|The Thylacine - also called the
"Tasmanian Tiger" - was a marsupial carnivore similar to a medium to large sized dog. Also called the "Tastig", it was neither a dog nor a cat but the only member of the family thylacinae. A significant physical feature of the animal was the width of its jaws when fully opened - it possessed the largest 'gape' of any animal known in recent times.
The Thylacine died out in Australia about 4000 years ago. It survived in Tasmania but was severely persecuted by European settlers who placed a bounty on it. By 1910 only a few individuals were left - yet the bounty hunting continued. The last wild Thylacine was shot in 1933, and what was probably the last living Thylacine (see movie below) died in 1936 at the Beaumaris Zoo at Hobbard.

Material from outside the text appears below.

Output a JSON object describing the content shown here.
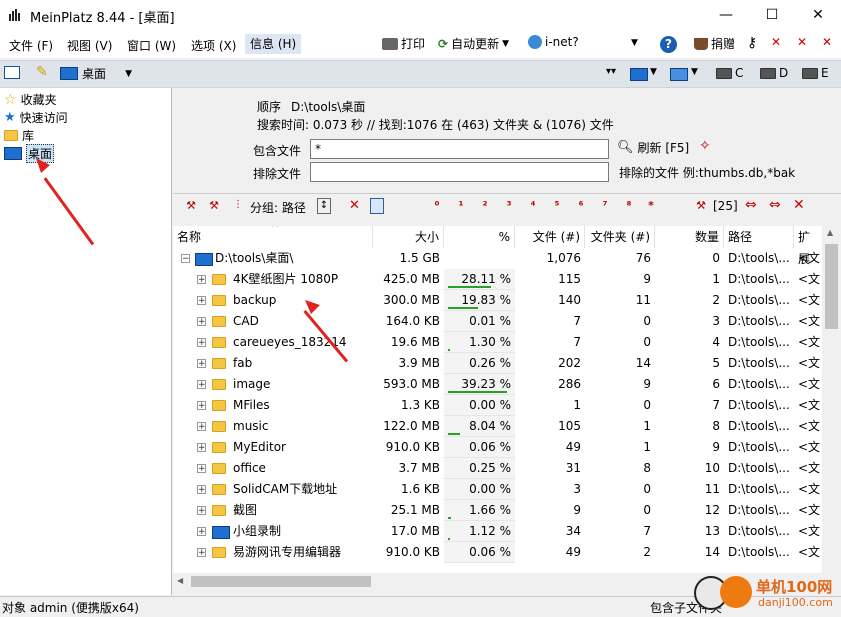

Since then, several expeditions have been sent into the wilderness of Tasmania hoping to discover surviving specimens. Such hopes are fed to this day by rumors and claims of sightings of living Thylacines by the local residents.
However, there has been no objective evidence of the survival of the Tasmaninan Tiger in more than 60 years, and there is very little hope that Thylacines still live in the Tasmanian wild. Neverthless, Cryptozoologists keep searching. There are also efforts to "re-create" the Thylacine via cloning, using the DNA of a Thylacine baby kept preserved in alcohol for 100 years.